For some people, size matters a whole lot – the smaller the better. That’s especially true with regard to America’s tiny home movement, which began on the population-strangled west coast around the turn of the (21st) century. In all 50 states, in urban and rural areas, homeowners are downsizing. A dwelling of 500 square feet or less is considered a tiny home.
This sort of minimizing, says Chris Short of Tampa Bay Tiny Homes, is “typically a lifestyle change. People are usually trying to achieve something very specific with a tiny house, whether on a trailer or on wheels or on a permanent foundation. It might be financially driven. Sustainability – reducing the carbon footprint – can be a factor. For some, it’s the mobility – they can be where they want to be, travel and take their home with them.
“There’s something to it that’s deeper than just a house. And most people can relate to that – ‘Yeah, I wish I had more freedom and could do what I want.’ That’s what everybody wants, right?”
The allure of dinky domiciles will be the focus of the St. Pete Tiny Home Festival, April 7 and 8 at the St. Pete College Allstate campus on 34th Street South. Along with an impressive cross-section of tiny homes to peruse, visitors will hear from more than two dozen leading experts in the movement. The event will also showcase local food trucks, mobile boutiques, artists and home-related businesses.

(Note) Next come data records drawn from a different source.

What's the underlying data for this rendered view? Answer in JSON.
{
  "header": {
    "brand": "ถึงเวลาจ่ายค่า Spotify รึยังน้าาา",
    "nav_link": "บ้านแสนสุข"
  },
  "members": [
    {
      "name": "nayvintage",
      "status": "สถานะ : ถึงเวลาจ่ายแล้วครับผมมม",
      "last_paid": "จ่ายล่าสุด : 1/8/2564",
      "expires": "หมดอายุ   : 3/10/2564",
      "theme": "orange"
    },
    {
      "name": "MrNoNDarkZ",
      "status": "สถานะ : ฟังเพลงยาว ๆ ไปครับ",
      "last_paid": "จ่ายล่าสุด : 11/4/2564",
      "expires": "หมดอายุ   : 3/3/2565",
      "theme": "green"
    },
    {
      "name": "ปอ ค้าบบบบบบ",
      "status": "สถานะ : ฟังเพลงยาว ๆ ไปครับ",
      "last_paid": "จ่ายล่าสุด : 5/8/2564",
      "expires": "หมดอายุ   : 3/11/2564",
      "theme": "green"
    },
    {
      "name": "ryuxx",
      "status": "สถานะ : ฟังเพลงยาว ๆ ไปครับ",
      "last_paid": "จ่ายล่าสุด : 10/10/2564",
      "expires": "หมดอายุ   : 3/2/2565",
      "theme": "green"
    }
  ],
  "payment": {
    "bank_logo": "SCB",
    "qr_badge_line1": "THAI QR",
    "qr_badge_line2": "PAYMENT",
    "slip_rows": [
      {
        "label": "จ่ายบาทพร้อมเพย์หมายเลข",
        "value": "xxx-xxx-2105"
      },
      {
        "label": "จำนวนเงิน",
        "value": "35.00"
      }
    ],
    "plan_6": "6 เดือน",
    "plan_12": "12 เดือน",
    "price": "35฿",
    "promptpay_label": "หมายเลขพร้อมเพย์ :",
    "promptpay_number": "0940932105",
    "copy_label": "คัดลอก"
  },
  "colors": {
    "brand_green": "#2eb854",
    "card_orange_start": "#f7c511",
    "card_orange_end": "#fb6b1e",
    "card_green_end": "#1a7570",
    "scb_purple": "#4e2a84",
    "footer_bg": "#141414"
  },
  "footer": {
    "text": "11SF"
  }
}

“You can come tour a tiny house,” says Short, whose company designs, builds and supplies tiny homes, as well as consulting on the environmental, economic and legal aspects of the business. ”That’s what every tiny house show is about. Everybody wants to walk through one.”
Also on site: Skoolies (school buses converted into living quarters) and converted vans. Tampa Bay Tiny Homes specializes in space conversions (as in turning one’s garage into a tiny home and then, perhaps, renting out the main house), and “accessory dwelling units” (what used to be called mother-in-law suites).
All the other speakers, vendors and spokespeople have different perspectives on the industry, different wares to sell, different advice to give. “I think what everybody involved in this event is interested in achieving is driving the realism of it forward,” Short explains. “The focus is education, engagement, networking and getting folks together. Hopefully, it’s not just touring tiny houses, it’s helping the movement move forward.”
Tiny houses come in several distinct variations: They can be set on a foundation, just like a regular house, with hookups for electricity and sewage. A tiny house can be fitted with wheels, or it can ride on a trailer (in the latter case, it’s considered a recreational vehicle and therefore is exempt from property taxation).
You can buy one totally prefabricated, purchase a shell and have the inside custom-fitted, have it built to order or put it up yourself with a handyman kit.
Tiny homes average between $15,000 and $40,000. Of course, if you’re looking for a permanent site, you’ll need to own the land, too. Which can be especially tricky if you’re looking to put up a tiny in a crowded urban setting.
“There’s a lot of different ways to achieve the same thing,” says Short. “It depends on what your motivations are.”